Le secrétaire général du ministère des Affaires étrangères et de la Communauté nationale à l’étranger, Lounès Magramane, a affirmé, en fin de semaine dernière à Alger, que l’Algérie était profondément attachée aux approches pacifiques visant principalement à instaurer la paix et la stabilité internationales en faisant prévaloir les dimensions humanitaires, communautaires et nationales garantes de la prévention contre la recrudescence de la violence. Magramane s’exprimait à la clôture officielle de la 15e édition du «stage de formation international en partenariat algéro-roumain» qui a pour thème «Les voies de renforcement de la stabilité et de reconstruction post-conflit dans la région du Sahel», marquée par l’organisation, depuis dimanche dernier, de plusieurs conférences, visites et exercices de simulation ayant profité à 30 participants de 10 pays africains, en sus de l’Algérie, pays organisateur, la Roumanie et l’Union africaine.
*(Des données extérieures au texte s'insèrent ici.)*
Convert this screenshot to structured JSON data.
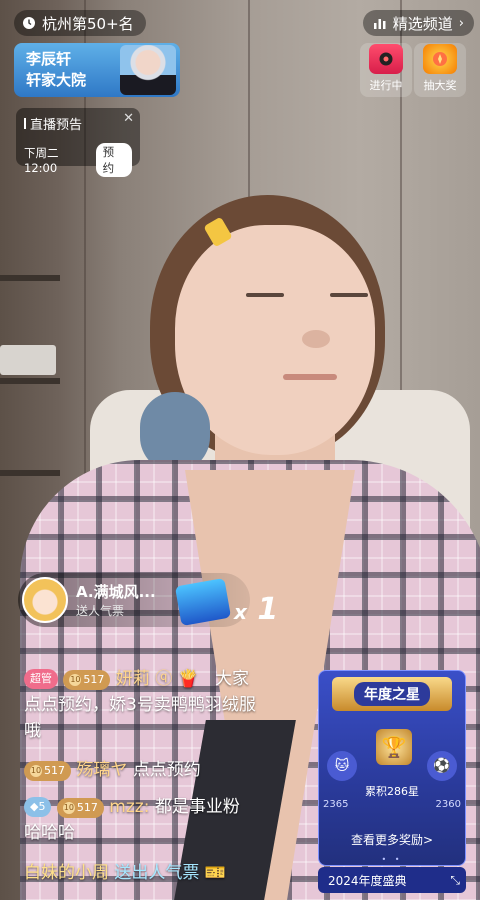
{
  "top": {
    "rank": "杭州第50+名",
    "channel": "精选频道"
  },
  "banner": {
    "line1": "李辰轩",
    "line2": "轩家大院"
  },
  "actions": {
    "live": {
      "label": "进行中"
    },
    "lottery": {
      "label": "抽大奖"
    }
  },
  "preview": {
    "title": "直播预告",
    "time": "下周二12:00",
    "reserve": "预约"
  },
  "gift": {
    "sender": "A.满城风...",
    "sub": "送人气票",
    "count_prefix": "x",
    "count": "1"
  },
  "chat": [
    {
      "badge": "超管",
      "level": "517",
      "user": "妍莉",
      "text_line1": "大家",
      "text_line2": "点点预约，娇3号卖鸭鸭羽绒服",
      "text_line3": "哦"
    },
    {
      "level": "517",
      "user": "殇璃ヤ",
      "text": "点点预约"
    },
    {
      "diamond": "5",
      "level": "517",
      "user": "mzz:",
      "text_line1": "都是事业粉",
      "text_line2": "哈哈哈"
    }
  ],
  "entry": {
    "user": "白妹的小周",
    "action": "送出人气票"
  },
  "star": {
    "title": "年度之星",
    "accum": "累积286星",
    "left_num": "2365",
    "right_num": "2360",
    "more": "查看更多奖励>",
    "dots": "• •",
    "year": "2024年度盛典"
  },
  "colors": {
    "accent_pink": "#f06c8b",
    "card_blue": "#2a3a9a",
    "gold": "#f9d98a"
  }
}
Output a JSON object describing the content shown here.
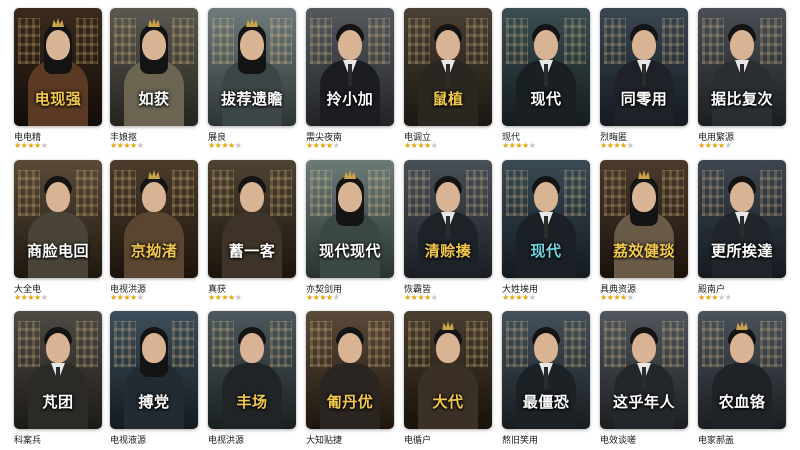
{
  "colors": {
    "star_filled": "#e4a40f",
    "star_empty": "#c7c7c7",
    "page_bg": "#ffffff"
  },
  "rows": [
    [
      {
        "title": "电现强",
        "subtitle": "",
        "name": "电电精",
        "rating": 4,
        "title_color": "#f2c94c",
        "bg": [
          "#3a2a1c",
          "#120c08"
        ],
        "costume": "#5a3a22",
        "style": "crown",
        "hair": "long"
      },
      {
        "title": "如获",
        "subtitle": "",
        "name": "丰娘抠",
        "rating": 4,
        "title_color": "#ffffff",
        "bg": [
          "#5a5850",
          "#26241f"
        ],
        "costume": "#6b6552",
        "style": "crown",
        "hair": "long"
      },
      {
        "title": "拔荐遗瞻",
        "subtitle": "",
        "name": "展良",
        "rating": 4,
        "title_color": "#ffffff",
        "bg": [
          "#6f7a7c",
          "#2e3536"
        ],
        "costume": "#3d4647",
        "style": "crown",
        "hair": "long"
      },
      {
        "title": "拎小加",
        "subtitle": "",
        "name": "需尖夜南",
        "rating": 4,
        "title_color": "#ffffff",
        "bg": [
          "#55595e",
          "#222427"
        ],
        "costume": "#1b1d22",
        "style": "suit",
        "hair": "short"
      },
      {
        "title": "鼠植",
        "subtitle": "",
        "name": "电调立",
        "rating": 4,
        "title_color": "#f2c94c",
        "bg": [
          "#4a4035",
          "#1b1712"
        ],
        "costume": "#2a2620",
        "style": "suit",
        "hair": "short"
      },
      {
        "title": "现代",
        "subtitle": "",
        "name": "现代",
        "rating": 4,
        "title_color": "#ffffff",
        "bg": [
          "#3b4e52",
          "#141c1f"
        ],
        "costume": "#1a1f24",
        "style": "suit",
        "hair": "short"
      },
      {
        "title": "同零用",
        "subtitle": "",
        "name": "烈晦匿",
        "rating": 4,
        "title_color": "#ffffff",
        "bg": [
          "#3a4652",
          "#151a20"
        ],
        "costume": "#1e2228",
        "style": "suit",
        "hair": "short"
      },
      {
        "title": "据比复次",
        "subtitle": "",
        "name": "电用繁源",
        "rating": 4,
        "title_color": "#ffffff",
        "bg": [
          "#4a4f55",
          "#1b1e21"
        ],
        "costume": "#2a2e33",
        "style": "suit",
        "hair": "short"
      }
    ],
    [
      {
        "title": "商脸电回",
        "subtitle": "",
        "name": "大全电",
        "rating": 4,
        "title_color": "#ffffff",
        "bg": [
          "#5a4a38",
          "#1f1810"
        ],
        "costume": "#4a4438",
        "style": "robe",
        "hair": "short"
      },
      {
        "title": "京拗渚",
        "subtitle": "",
        "name": "电视洪源",
        "rating": 4,
        "title_color": "#f2c94c",
        "bg": [
          "#4c3c2c",
          "#1c140c"
        ],
        "costume": "#5a4530",
        "style": "crown",
        "hair": "short"
      },
      {
        "title": "蓄一客",
        "subtitle": "",
        "name": "真获",
        "rating": 4,
        "title_color": "#ffffff",
        "bg": [
          "#4e4232",
          "#1b150d"
        ],
        "costume": "#3e3328",
        "style": "robe",
        "hair": "short"
      },
      {
        "title": "现代现代",
        "subtitle": "",
        "name": "亦契剑用",
        "rating": 4,
        "title_color": "#ffffff",
        "bg": [
          "#6c7a78",
          "#283331"
        ],
        "costume": "#3c4846",
        "style": "crown",
        "hair": "long"
      },
      {
        "title": "清赊揍",
        "subtitle": "",
        "name": "恢霸皆",
        "rating": 4,
        "title_color": "#f2c94c",
        "bg": [
          "#4a5058",
          "#1a1e24"
        ],
        "costume": "#1d2229",
        "style": "suit",
        "hair": "short"
      },
      {
        "title": "现代",
        "subtitle": "",
        "name": "大姓埃用",
        "rating": 4,
        "title_color": "#6fd6e0",
        "bg": [
          "#3a4a55",
          "#131a20"
        ],
        "costume": "#1a2026",
        "style": "suit",
        "hair": "short"
      },
      {
        "title": "荔效健琰",
        "subtitle": "",
        "name": "具典资源",
        "rating": 4,
        "title_color": "#f2c94c",
        "bg": [
          "#4a3a2c",
          "#1a120b"
        ],
        "costume": "#6a5a48",
        "style": "crown",
        "hair": "long"
      },
      {
        "title": "更所挨達",
        "subtitle": "",
        "name": "殿南户",
        "rating": 3,
        "title_color": "#ffffff",
        "bg": [
          "#3e4650",
          "#151a20"
        ],
        "costume": "#20252b",
        "style": "suit",
        "hair": "short"
      }
    ],
    [
      {
        "title": "芃团",
        "subtitle": "",
        "name": "科案兵",
        "rating": 0,
        "title_color": "#ffffff",
        "bg": [
          "#4e4a44",
          "#1c1a17"
        ],
        "costume": "#2c2a27",
        "style": "suit",
        "hair": "short"
      },
      {
        "title": "搏党",
        "subtitle": "",
        "name": "电视液源",
        "rating": 0,
        "title_color": "#ffffff",
        "bg": [
          "#3e4e5a",
          "#141b21"
        ],
        "costume": "#222a32",
        "style": "robe",
        "hair": "long"
      },
      {
        "title": "丰场",
        "subtitle": "",
        "name": "电视洪源",
        "rating": 0,
        "title_color": "#f2c94c",
        "bg": [
          "#4c585c",
          "#1a2022"
        ],
        "costume": "#202426",
        "style": "robe",
        "hair": "short"
      },
      {
        "title": "匍丹优",
        "subtitle": "",
        "name": "大知贴捷",
        "rating": 0,
        "title_color": "#f2c94c",
        "bg": [
          "#5a4a3a",
          "#1e160e"
        ],
        "costume": "#2a2520",
        "style": "robe",
        "hair": "short"
      },
      {
        "title": "大代",
        "subtitle": "",
        "name": "电循户",
        "rating": 0,
        "title_color": "#f2c94c",
        "bg": [
          "#4a3e30",
          "#18120b"
        ],
        "costume": "#3a3026",
        "style": "crown",
        "hair": "short"
      },
      {
        "title": "最僵恐",
        "subtitle": "",
        "name": "熬旧笑用",
        "rating": 0,
        "title_color": "#ffffff",
        "bg": [
          "#44505a",
          "#171c21"
        ],
        "costume": "#1c2126",
        "style": "suit",
        "hair": "short"
      },
      {
        "title": "这乎年人",
        "subtitle": "",
        "name": "电效谈嗟",
        "rating": 0,
        "title_color": "#ffffff",
        "bg": [
          "#50565c",
          "#1c1f22"
        ],
        "costume": "#23272b",
        "style": "suit",
        "hair": "short"
      },
      {
        "title": "农血铬",
        "subtitle": "",
        "name": "电家郝盖",
        "rating": 0,
        "title_color": "#ffffff",
        "bg": [
          "#4a525a",
          "#1a1e22"
        ],
        "costume": "#1f2327",
        "style": "crown",
        "hair": "short"
      }
    ]
  ]
}
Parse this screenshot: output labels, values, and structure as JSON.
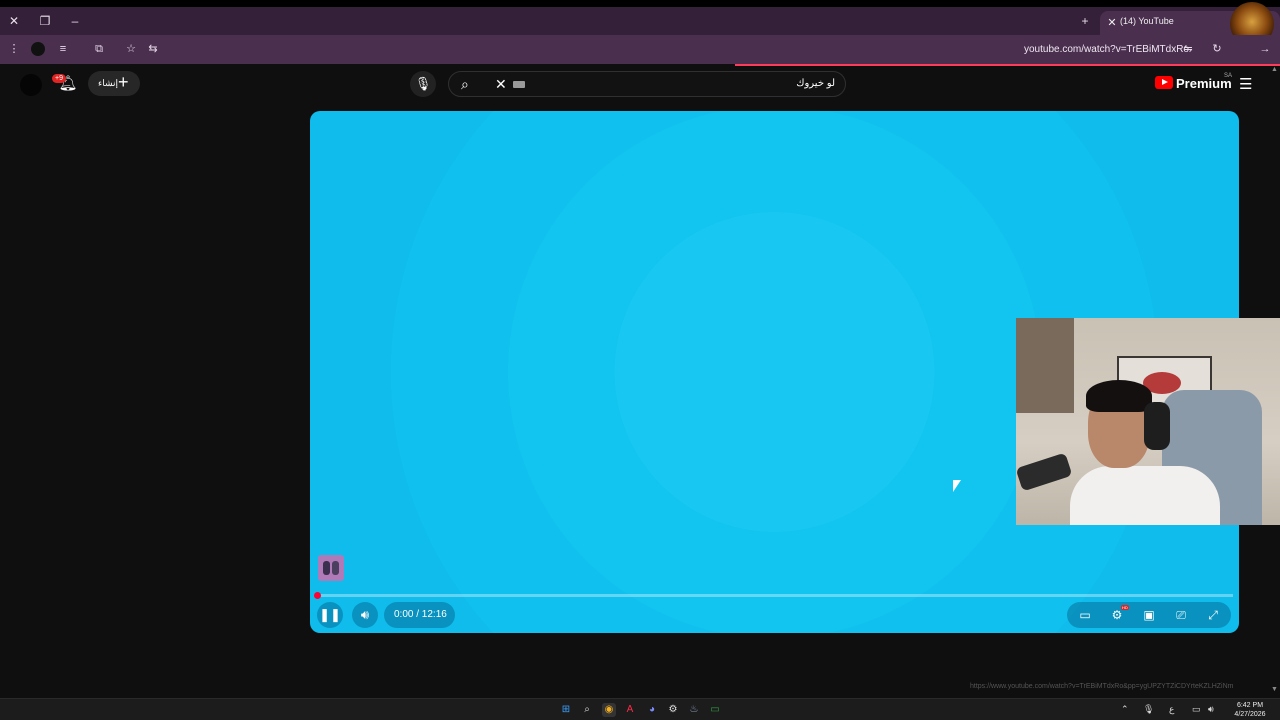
{
  "browser": {
    "window_controls": {
      "close": "✕",
      "restore": "❐",
      "minimize": "–"
    },
    "new_tab": "+",
    "tab": {
      "title": "(14) YouTube",
      "close": "✕"
    },
    "url": "youtube.com/watch?v=TrEBiMTdxRo",
    "status_url": "https://www.youtube.com/watch?v=TrEBiMTdxRo&pp=ygUPZYTZiCDYrteKZLHZiNm"
  },
  "youtube": {
    "notifications_badge": "+9",
    "create_label": "إنشاء",
    "search_value": "لو خيروك",
    "logo_text": "Premium",
    "country_code": "SA",
    "colors": {
      "brand": "#ff0000",
      "player_bg": "#12c4f0",
      "progress": "#ff0033"
    }
  },
  "player": {
    "time": "0:00 / 12:16",
    "progress_fraction": 0.0
  },
  "taskbar": {
    "time": "6:42 PM",
    "date": "4/27/2026",
    "lang": "ع"
  }
}
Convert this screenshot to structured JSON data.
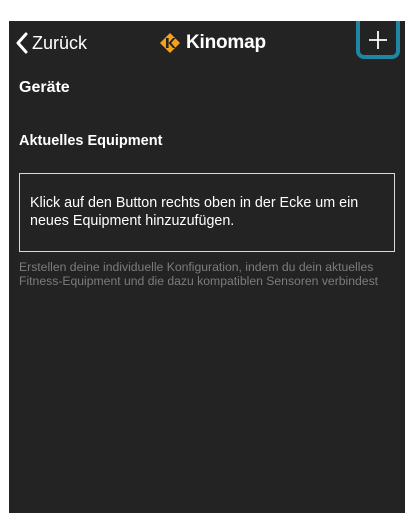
{
  "navbar": {
    "back_label": "Zurück",
    "brand_name": "Kinomap",
    "add_label": "+",
    "highlight_color": "#1f86a3",
    "brand_color": "#f5a11b"
  },
  "page": {
    "title": "Geräte"
  },
  "equipment": {
    "heading": "Aktuelles Equipment",
    "empty_message": "Klick auf den Button rechts oben in der Ecke um ein neues Equipment hinzuzufügen.",
    "hint": "Erstellen deine individuelle Konfiguration, indem du dein aktuelles Fitness-Equipment und die dazu kompatiblen Sensoren verbindest"
  },
  "icons": {
    "back": "chevron-left-icon",
    "logo": "kinomap-logo-icon",
    "add": "plus-icon"
  },
  "colors": {
    "background": "#232323",
    "text": "#ffffff",
    "muted_text": "#7c7c7c"
  }
}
Pour le SG du MAE, l’organisation de cette session «ne se limite pas uniquement aux débats académiques, mais vise à dégager une vision stratégique commune pour les pays du Sahel avec pour base de trouver des solutions adéquates conformément à des exigences étudiées et fondées sur des cadres consensuels auxquelles se réfèrent les principaux acteurs». Ainsi, «l’Algérie, partant de sa conviction de l’importance d’instaurer la paix et la sécurité au Sahel et soucieuse d’opter pour les choix pacifiques face aux menaces qui guettent la région et de rejeter toute forme de violence, y compris les interventions militaires vouées d’emblée à l’échec, prend à chaque fois l’initiative de jouer un rôle axial conformément à l’approche du président de la République, Abdelmadjid Tebboune, puisée de la tradition ancrée de la politique extérieure algérienne face à ces problématiques, convaincu que notre pays partage avec les frères africains les mêmes défis et aspirations et un destin commun». A cet égard, il a particulièrement insisté sur l’impératif de recourir aux chartes, conventions et résolutions convenues par la communauté internationale, en tête desquelles les principes de la Charte des Nations unies (ONU), «dans un contexte où plusieurs pays ont renié ces principes et ces chartes, voire les plus simples sentiments humains qu’imposent les principes du droit humanitaire international».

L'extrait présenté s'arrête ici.